Do you feel like this book is mainly about the journey with weight loss?
It’s really not. It doesn’t have anything to do with it. It was the catalyst. This was written while I was around 400 pounds. There was no reason for me to be doing anything like this. But when you turn it around, it’s like, you know what? I hate it for a reason. Because it turned the mirror on me, on my soul, and it forced me to change. It forced me to look at the things I didn’t like right in the face. It’s heavy shit, bro. It’s heavy. And it’s no bullshit, because I swear to God I don’t want to do this. I don’t want to promote this shit, because I fucking hate it, but I feel like I need to — because it’s a message that helped me. I don’t know if it’s going to help anybody else, but this is exactly what helped me. 

What can you say about where your music is at now?
I mean, I’m evolved. The evolution is like going from a … I don’t know, from pterodactyl to eagle. It’s just evolution.

How does your mind feel after losing that weight? Do you feel mentally sharper?
Of course. You know, the first fucking couple of weeks you start drinking green juice, your mind starts feeling sharper. Once you’re at this point, all the olive oil that I drink and the good fat that’s going to this brain? Poof. Next-level shit. I’m firing.

Do you think doing TV and books and everything else took time away from the music?
I mean, I roll with the vibe. And that was the vibe. I traveled the world with my friends, and we ate. We drank. We chilled. We met amazing people. We built bonds and friendships that will last forever. I did the best I could while I was chilling and having fun. I still put out a bunch of music. I have my own studio, so that never slows down. I’m always creating, I don’t have to wait on anybody. That’s the beauty of things these days, I never wait on anybody. I create it all myself. I have a bunch of very key, integral people in my life, and that’s it. We execute. I’m working on music right now. I have the artwork. I’m standing in front of the artwork for the next three albums. I’m organized. I just have to produce the artwork that needs to be wrapped. It has to be on the spot and ready to go. 
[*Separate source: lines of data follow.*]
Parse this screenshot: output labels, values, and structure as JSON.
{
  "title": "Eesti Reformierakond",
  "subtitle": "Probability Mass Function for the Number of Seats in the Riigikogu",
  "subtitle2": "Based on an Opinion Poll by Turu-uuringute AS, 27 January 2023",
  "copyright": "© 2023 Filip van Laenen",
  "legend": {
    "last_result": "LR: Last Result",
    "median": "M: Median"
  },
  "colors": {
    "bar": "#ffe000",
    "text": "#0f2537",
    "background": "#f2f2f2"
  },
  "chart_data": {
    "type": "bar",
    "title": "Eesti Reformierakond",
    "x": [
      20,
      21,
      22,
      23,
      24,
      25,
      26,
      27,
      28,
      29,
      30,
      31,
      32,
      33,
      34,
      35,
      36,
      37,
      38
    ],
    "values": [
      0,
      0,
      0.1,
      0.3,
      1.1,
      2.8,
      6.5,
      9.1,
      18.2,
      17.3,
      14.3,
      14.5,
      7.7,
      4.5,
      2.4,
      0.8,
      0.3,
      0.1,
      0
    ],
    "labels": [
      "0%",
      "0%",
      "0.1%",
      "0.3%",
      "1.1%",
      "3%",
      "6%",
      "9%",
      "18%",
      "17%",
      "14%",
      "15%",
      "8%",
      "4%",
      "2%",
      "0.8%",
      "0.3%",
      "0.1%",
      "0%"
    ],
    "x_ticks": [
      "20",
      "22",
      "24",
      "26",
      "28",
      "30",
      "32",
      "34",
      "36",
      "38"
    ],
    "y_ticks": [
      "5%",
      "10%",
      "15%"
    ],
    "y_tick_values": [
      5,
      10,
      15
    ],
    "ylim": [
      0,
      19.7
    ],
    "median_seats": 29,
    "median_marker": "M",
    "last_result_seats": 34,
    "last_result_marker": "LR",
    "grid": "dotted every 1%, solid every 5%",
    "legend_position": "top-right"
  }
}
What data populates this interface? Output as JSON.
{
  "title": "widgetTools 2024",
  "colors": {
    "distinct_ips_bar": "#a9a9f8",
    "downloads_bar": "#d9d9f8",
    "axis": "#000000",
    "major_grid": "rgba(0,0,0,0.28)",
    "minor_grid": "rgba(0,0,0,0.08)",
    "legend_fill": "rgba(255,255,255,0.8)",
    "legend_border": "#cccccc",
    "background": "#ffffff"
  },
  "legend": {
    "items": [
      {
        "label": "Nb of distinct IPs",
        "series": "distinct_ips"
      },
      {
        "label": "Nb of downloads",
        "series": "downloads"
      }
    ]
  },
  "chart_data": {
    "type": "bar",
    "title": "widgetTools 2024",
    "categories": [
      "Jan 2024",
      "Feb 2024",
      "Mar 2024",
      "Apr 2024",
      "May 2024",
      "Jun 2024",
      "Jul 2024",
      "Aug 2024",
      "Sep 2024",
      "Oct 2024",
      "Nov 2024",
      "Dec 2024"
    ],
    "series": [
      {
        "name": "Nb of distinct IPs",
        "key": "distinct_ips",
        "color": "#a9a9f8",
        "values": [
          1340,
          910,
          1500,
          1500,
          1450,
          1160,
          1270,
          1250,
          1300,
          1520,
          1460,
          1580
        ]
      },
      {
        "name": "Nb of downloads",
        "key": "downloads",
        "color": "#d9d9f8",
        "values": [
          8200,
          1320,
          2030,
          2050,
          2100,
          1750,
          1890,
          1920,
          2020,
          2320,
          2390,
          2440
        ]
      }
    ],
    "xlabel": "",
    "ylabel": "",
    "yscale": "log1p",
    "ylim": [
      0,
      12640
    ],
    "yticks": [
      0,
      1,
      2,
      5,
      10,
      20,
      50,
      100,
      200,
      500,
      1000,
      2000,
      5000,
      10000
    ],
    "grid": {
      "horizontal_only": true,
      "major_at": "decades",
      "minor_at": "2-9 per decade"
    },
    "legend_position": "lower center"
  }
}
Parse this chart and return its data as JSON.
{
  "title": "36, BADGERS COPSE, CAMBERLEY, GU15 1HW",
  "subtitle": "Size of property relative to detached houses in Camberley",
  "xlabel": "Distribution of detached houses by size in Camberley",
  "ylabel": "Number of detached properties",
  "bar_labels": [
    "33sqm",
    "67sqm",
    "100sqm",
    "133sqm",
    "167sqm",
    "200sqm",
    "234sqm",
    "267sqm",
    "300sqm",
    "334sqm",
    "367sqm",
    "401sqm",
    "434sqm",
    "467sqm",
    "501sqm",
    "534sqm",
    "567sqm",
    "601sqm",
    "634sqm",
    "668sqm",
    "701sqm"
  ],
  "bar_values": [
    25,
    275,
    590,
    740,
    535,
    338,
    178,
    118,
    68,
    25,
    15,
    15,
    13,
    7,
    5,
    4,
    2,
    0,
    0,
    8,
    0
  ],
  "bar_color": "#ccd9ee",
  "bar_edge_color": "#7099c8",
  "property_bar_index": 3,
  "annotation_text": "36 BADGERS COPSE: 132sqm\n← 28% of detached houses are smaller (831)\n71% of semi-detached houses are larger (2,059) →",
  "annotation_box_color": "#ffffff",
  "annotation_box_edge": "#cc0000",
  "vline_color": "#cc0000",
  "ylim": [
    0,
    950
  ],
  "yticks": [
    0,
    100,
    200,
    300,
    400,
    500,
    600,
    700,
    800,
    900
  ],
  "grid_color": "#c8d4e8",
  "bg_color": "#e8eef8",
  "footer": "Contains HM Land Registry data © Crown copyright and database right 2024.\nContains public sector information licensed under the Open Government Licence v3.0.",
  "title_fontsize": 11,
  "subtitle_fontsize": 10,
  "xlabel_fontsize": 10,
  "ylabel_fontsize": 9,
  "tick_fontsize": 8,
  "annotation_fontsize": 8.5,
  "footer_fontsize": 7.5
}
Thinking about how you brought food onto TV so easily, have you thought about doing a fitness TV show?
Yeah. Do you remember this show called Body by Gilad? It was this Israeli dude and two models behind him. They would do choreography, like choreographed workouts, for a half-hour on ESPN2 back in the day, 7:30 in the morning. I kind of want to do that. Like a Jazzercise situation. Billy Blanks. I want to wear the microphone, the Bobby Brown microphone, the hands-free one. I always wanted to do something with the hands-free microphone. And I feel like this would be a perfect time, where I can incorporate a performance, fitness, talent show situations, comedy, never-seen-before type of things, different types of circus acts. As long as I have the hands-free microphone, you can just start getting crazy.

Would you consider this book a memoir?
No, this is not a fucking memoir. I’m 37 years old, for God’s sake. I’ve lived a lot, but man, there’s so much more to tell. This is bullshit. I bullshitted my way through everything, like I did in school, but somehow it’s taught me a lesson, and that’s what this is. This is a fucking lesson learned, and this was the catalyst to keeping me and getting me on track to changing my life. That’s what this is. This is straight-up what this is. I can’t lie. I cannot lie. I hated every second, like I said 45 times, but it was the catalyst because it made me look into myself, which I haven’t been doing and I needed to.